运行 RL 所需的硬件资源
===============================

最后更新: 2025年6月25日。

相比常规训练，RL 需要更多资源，因此在训练前确定能成功运行所需的资源量是一项相对困难的任务。为了给更多人在处理不同模型和任务时选择资源提供参考点，本节主要介绍我们通过实验进行的软硬件环境需求。

然而，由于人力和设备资源的限制，我们也期望开源社区能做出更多贡献。在提交 PR 时，需要提供一个可添加到 `examples/tuning` 脚本的脚本。

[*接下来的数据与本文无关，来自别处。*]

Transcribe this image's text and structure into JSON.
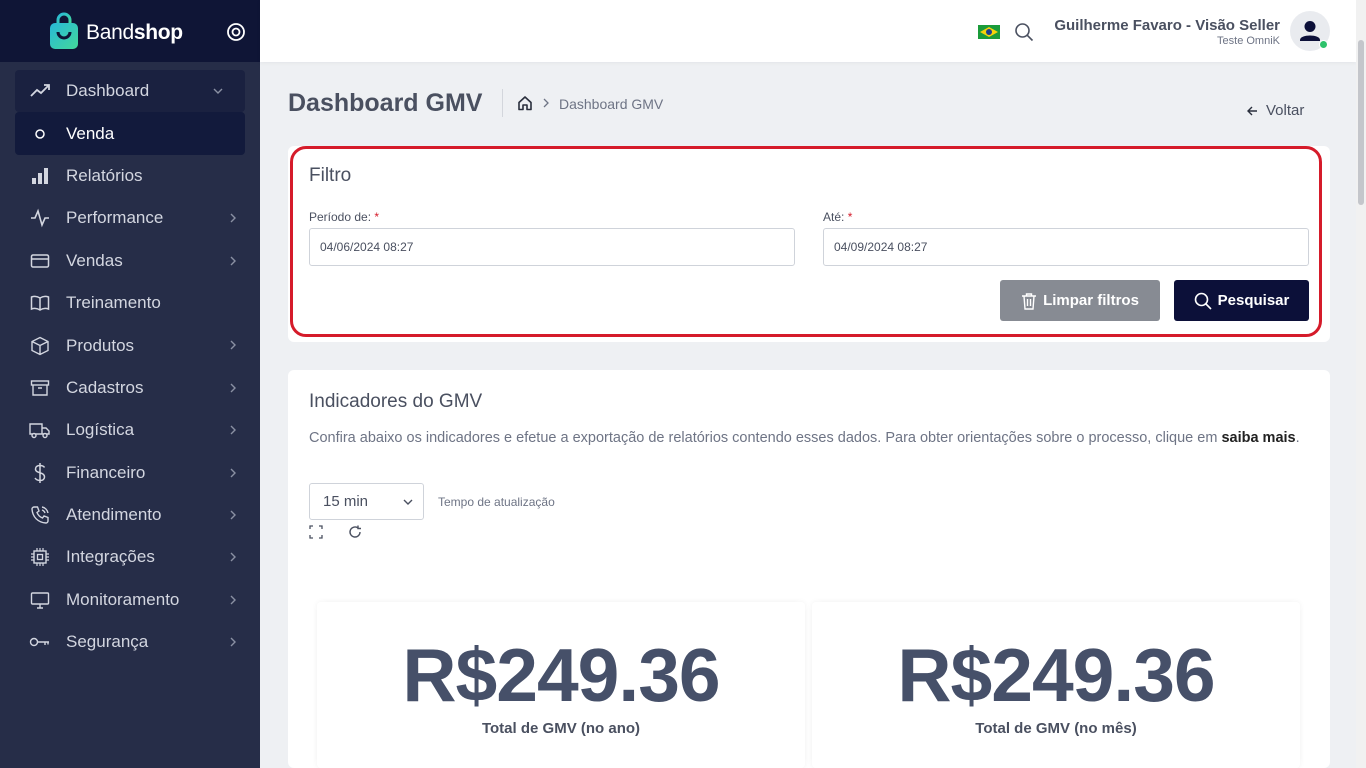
{
  "brand": {
    "name_light": "Band",
    "name_bold": "shop"
  },
  "sidebar": {
    "items": [
      {
        "label": "Dashboard",
        "icon": "trend-icon"
      },
      {
        "label": "Venda",
        "icon": "circle-icon"
      },
      {
        "label": "Relatórios",
        "icon": "bar-chart-icon"
      },
      {
        "label": "Performance",
        "icon": "pulse-icon"
      },
      {
        "label": "Vendas",
        "icon": "credit-card-icon"
      },
      {
        "label": "Treinamento",
        "icon": "book-icon"
      },
      {
        "label": "Produtos",
        "icon": "box-icon"
      },
      {
        "label": "Cadastros",
        "icon": "archive-icon"
      },
      {
        "label": "Logística",
        "icon": "truck-icon"
      },
      {
        "label": "Financeiro",
        "icon": "dollar-icon"
      },
      {
        "label": "Atendimento",
        "icon": "phone-icon"
      },
      {
        "label": "Integrações",
        "icon": "chip-icon"
      },
      {
        "label": "Monitoramento",
        "icon": "monitor-icon"
      },
      {
        "label": "Segurança",
        "icon": "key-icon"
      }
    ]
  },
  "topbar": {
    "user_name": "Guilherme Favaro - Visão Seller",
    "user_sub": "Teste OmniK"
  },
  "header": {
    "title": "Dashboard GMV",
    "breadcrumb": "Dashboard GMV",
    "back": "Voltar"
  },
  "filter": {
    "title": "Filtro",
    "from_label": "Período de:",
    "to_label": "Até:",
    "required_mark": "*",
    "from_value": "04/06/2024 08:27",
    "to_value": "04/09/2024 08:27",
    "clear_label": "Limpar filtros",
    "search_label": "Pesquisar"
  },
  "indicators": {
    "title": "Indicadores do GMV",
    "desc": "Confira abaixo os indicadores e efetue a exportação de relatórios contendo esses dados. Para obter orientações sobre o processo, clique em",
    "link": "saiba mais",
    "period": ".",
    "refresh_value": "15 min",
    "refresh_label": "Tempo de atualização",
    "kpis": [
      {
        "value": "R$249.36",
        "label": "Total de GMV (no ano)"
      },
      {
        "value": "R$249.36",
        "label": "Total de GMV (no mês)"
      }
    ]
  },
  "colors": {
    "sidebar": "#262d48",
    "primary": "#0c1039",
    "highlight": "#d51b2a",
    "online": "#2ec26b"
  }
}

我们需要两种类型的脚本：一种是可以使用**最小资源 (min)** 运行的配置，另一种是可以使用**推荐资源 (recommended)** 运行的配置。前者可以理解为应用了所有内存优化技术（例如 offload，gradient checkpointing）后可以运行的脚本。后者可以理解为在尽可能避免额外时间开销的操作（目标是最佳吞吐量）下可以运行的脚本。

在定义脚本名称时，请遵循此格式： ``[model]_[task]_[gpunums]_[device]_[train]_[infer].sh``。这将有效地提高脚本的可识别度。您可以将脚本放置在 ``examples/tuning/`` 目录下。

如果您恰好有已测试过的配置，欢迎您提交 PR 并附上来自 Wandb 或其他可验证证据的截图。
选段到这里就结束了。